A nossa pesquisa, em particular, é de natureza qualitativa, com base em documentação histórica – nesse caso, as notícias publicadas no jornal “A República”, que circulou de 1889 a 1987, no estado do Rio Grande do Norte (Brasil). Utilizamos como suporte teórico-metodológico a técnica da análise de conteúdo, método utilizado para analisar informações a partir da coleta de dados reunidos em documentos (CHIZZOTTI, op. cit.: 98). Além de auxiliar na compreensão crítica do conteúdo apresentado na fonte documental, essa técnica permite a decodificação não só do que é aparente no documento, como também daquilo que está velado.

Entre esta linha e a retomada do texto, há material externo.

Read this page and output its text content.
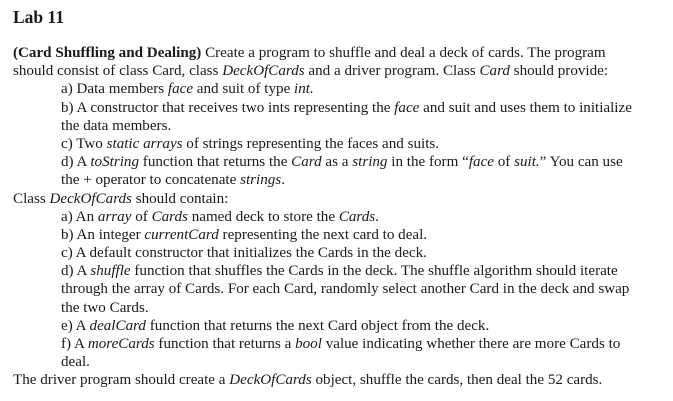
Lab 11
(Card Shuffling and Dealing) Create a program to shuffle and deal a deck of cards. The program
should consist of class Card, class DeckOfCards and a driver program. Class Card should provide:
a) Data members face and suit of type int.
b) A constructor that receives two ints representing the face and suit and uses them to initialize
the data members.
c) Two static arrays of strings representing the faces and suits.
d) A toString function that returns the Card as a string in the form “face of suit.” You can use
the + operator to concatenate strings.
Class DeckOfCards should contain:
a) An array of Cards named deck to store the Cards.
b) An integer currentCard representing the next card to deal.
c) A default constructor that initializes the Cards in the deck.
d) A shuffle function that shuffles the Cards in the deck. The shuffle algorithm should iterate
through the array of Cards. For each Card, randomly select another Card in the deck and swap
the two Cards.
e) A dealCard function that returns the next Card object from the deck.
f) A moreCards function that returns a bool value indicating whether there are more Cards to
deal.
The driver program should create a DeckOfCards object, shuffle the cards, then deal the 52 cards.
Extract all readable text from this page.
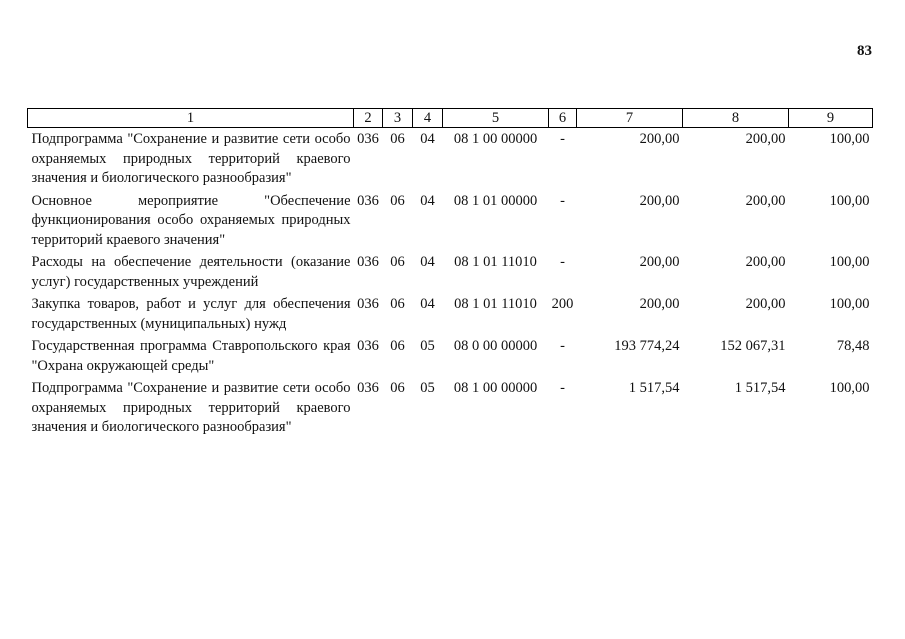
83
1	2	3	4	5	6	7	8	9
Подпрограмма "Сохранение и развитие сети особо охраняемых природных территорий краевого значения и биологического разнообразия"	036	06	04	08 1 00 00000	-	200,00	200,00	100,00
Основное мероприятие "Обеспечение функционирования особо охраняемых природных территорий краевого значения"	036	06	04	08 1 01 00000	-	200,00	200,00	100,00
Расходы на обеспечение деятельности (оказание услуг) государственных учреждений	036	06	04	08 1 01 11010	-	200,00	200,00	100,00
Закупка товаров, работ и услуг для обеспечения государственных (муниципальных) нужд	036	06	04	08 1 01 11010	200	200,00	200,00	100,00
Государственная программа Ставропольского края "Охрана окружающей среды"	036	06	05	08 0 00 00000	-	193 774,24	152 067,31	78,48
Подпрограмма "Сохранение и развитие сети особо охраняемых природных территорий краевого значения и биологического разнообразия"	036	06	05	08 1 00 00000	-	1 517,54	1 517,54	100,00
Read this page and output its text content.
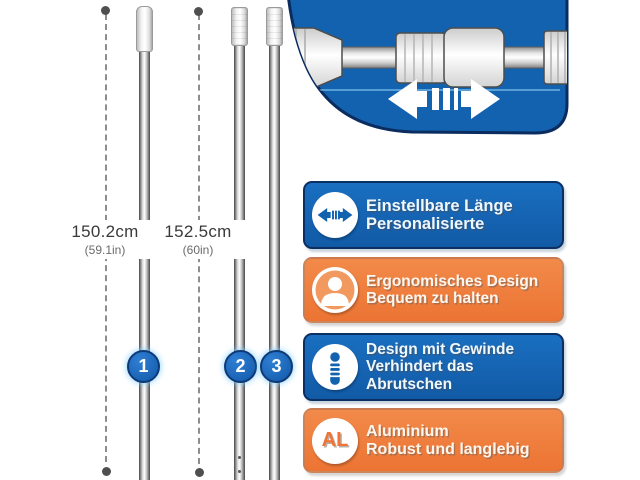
150.2cm
(59.1in)
152.5cm
(60in)
1	2 3
Einstellbare Länge
Personalisierte
Ergonomisches Design
Bequem zu halten
Design mit Gewinde
Verhindert das
Abrutschen
AL Aluminium
Robust und langlebig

De província à “trampolim da vitória”: como Natal entrou na segunda guerra

Deflagrado o conflito na Europa, em 1939, os Estados Unidos enviaram uma missão ao Brasil para melhorar a relação entre os dois países. O resultado foi a constatação de que a área de Natal era crucial para a defesa do continente. Em meados de 1941, a Panair do Brasil - subsidiária da Pan American World Airways System, iniciou a construção de Parnamirim[1] Field, como parte do plano de melhoramento de aeroportos nas regiões Norte e Nordeste do país. As bases militares de Natal foram reequipadas para receber um contingente de cerca de dez mil soldados norte-americanos. Construído na surdina e em tempo recorde (CASCUDO, 1980), o Campo de Parnamirim começava, assim, sua saga, uma vez que se tornaria a principal base militar dos Estados Unidos fora de seu território.

No período em que se deu o conflito, Natal era uma provinciana capital do Nordeste brasileiro com pouco mais de 50 mil habitantes, localizada numa posição geográfica estratégica - o ponto do continente mais próximo da África[2]. Naquela época, a cidade foi considerada como o “Trampolim da Vitória”[3], transformando-se, assim, num centro de notícias de onde partiram fatos que seriam publicados na imprensa nacional e internacional.

Em 1942, por ocasião da Conferência dos Chanceleres no Rio de Janeiro, o presidente Vargas rompeu com seu estado anterior de neutralidade. Isso permitiu que os EUA mudassem seu Quartel-General do Atlântico Sul da Guiana Inglesa para Natal, assim como fez aumentar a presença militar norte-americana em solo brasileiro.

O cotidiano norte-americano é trazido para Natal com uma forte imagem de povo dominante, cultura rica. Com a chegada dos estrangeiros, a população natalense aumentou em 20%, o que mudou drasticamente os hábitos locais. Os yankees trouxeram na bagagem o jazz, a coca-cola, o chiclete, as camisetas coloridas, o ray-ban, o jeans, o Lucky-strike, a calça slack – que os natalenses chamavam “de sileque”, o hábito de tomar cerveja na boca da garrafa e colocar os pés nas mesas dos bares[4].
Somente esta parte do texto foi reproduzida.